The question remains, why did I attempt something that I expected to be “work” while on my beach vacation? I blame Richard of Caravana de recuerdos entirely, as this was yet another readalong he tempted me to. This, I think, is the best part of book blogging–the opportunities to challenge ourselves to something we might not otherwise read, knowing other readers are making their way through the same. Thanks so much, Richard, for hosting!


ETA: Richard’s master post for the RAL may be found HERE.

11 thoughts on “Completed: The Golden Age: Poems of the Spanish Renaissance

  1. At least one of your readers answers “Yes” to that first question.

    I love the Manrique especially. I think of my Spanish as terrible, primitive, but like you I was surprised and pleased to discover how much of it I could read and enjoy in Spanish.

    1. Glad to know I’m not the only one that thinks this makes a good beach read!

      The Manrique is definitely in my top two from this collection. I mean to reread it (again) before I return the book to the library.

  2. De nada, Amanda, and glad you found the poems more like play than work. I’m also a big fan of the Manrique, which always strikes me as incredibly powerful considering how simple the language seems. Anyway, will link to your post once my own is up–am running behind as usual, I’m afraid, but thanks so much for reading along.

    @Tom: I think your Spanish must be better than you let on: Aira’s “Cecil Taylor,” Manrique, other odds and ends I’ve seen you cite. You’re doin’ great for a “primitive”!

    1. Manrique seems to be quite the favorite! I think this must be a first for me, to be finished with a readalong on time–the advantage of a well-timed vacation. I’m looking forward you your thoughts.

  3. I had a similar experience with Grossman’s selection: I found it a great joy to read. And though my Spanish is rudimentary at best, I too forced myself (force nothing, it was quite a lot of fun) to read the Spanish.
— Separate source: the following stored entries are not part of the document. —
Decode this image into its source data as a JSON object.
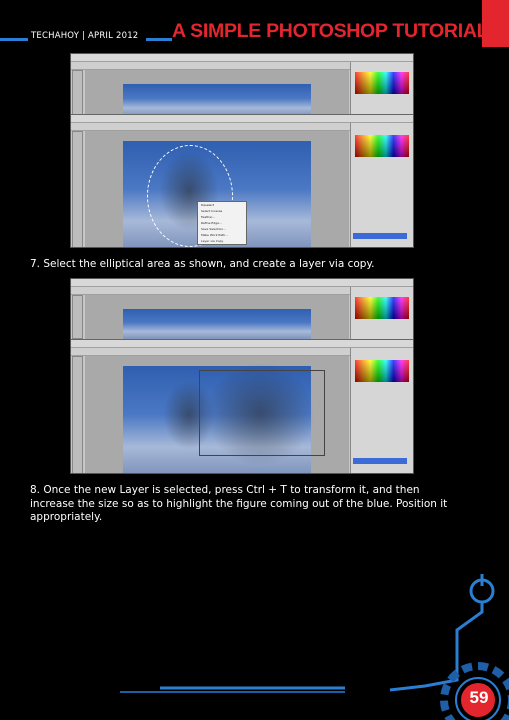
{
  "header": {
    "meta": "TECHAHOY | APRIL 2012",
    "title": "A SIMPLE PHOTOSHOP TUTORIAL"
  },
  "steps": [
    {
      "text": "7. Select the elliptical area as shown, and create a layer via copy."
    },
    {
      "text": "8. Once the new Layer is selected, press Ctrl + T to transform it, and then increase the size so as to highlight the figure coming out of the blue. Position it appropriately."
    }
  ],
  "context_menu": [
    "Deselect",
    "Select Inverse",
    "Feather...",
    "Refine Edge...",
    "Save Selection...",
    "Make Work Path...",
    "Layer via Copy"
  ],
  "page_number": "59",
  "colors": {
    "accent_blue": "#2a7fd4",
    "title_red": "#e3262d",
    "background": "#000000"
  }
}
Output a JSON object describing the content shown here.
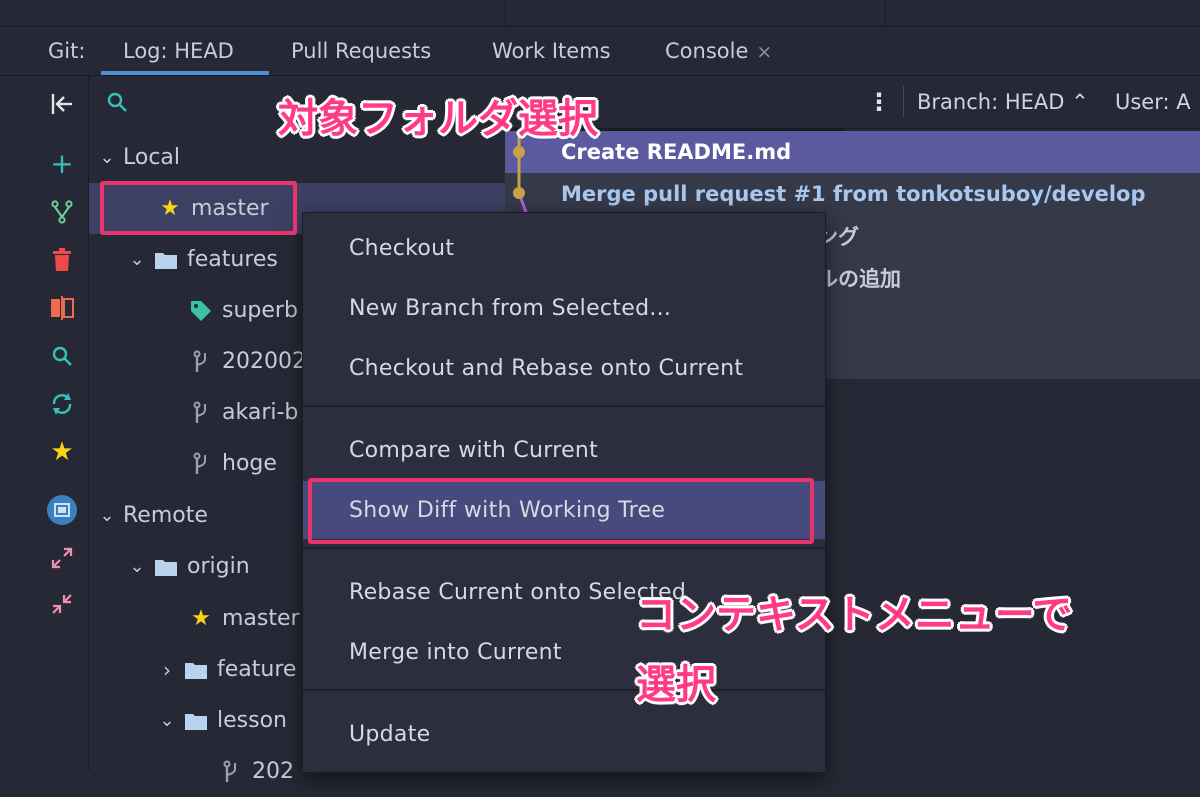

It’s rare to find a collection of such distinctly different poets for whom one wants to read more work by all of them. Also, thanks to Richard too for connecting me to your blog; I look forward to exploring!

    1. I think knowing that I could just read the Spanish and turn to Grossman’s translation for understanding made it more fun–the work element was taken away. But it also encourages me to try to improve my Spanish! Finding new blogs is another benefit of readalongs–I will have to check yours out next.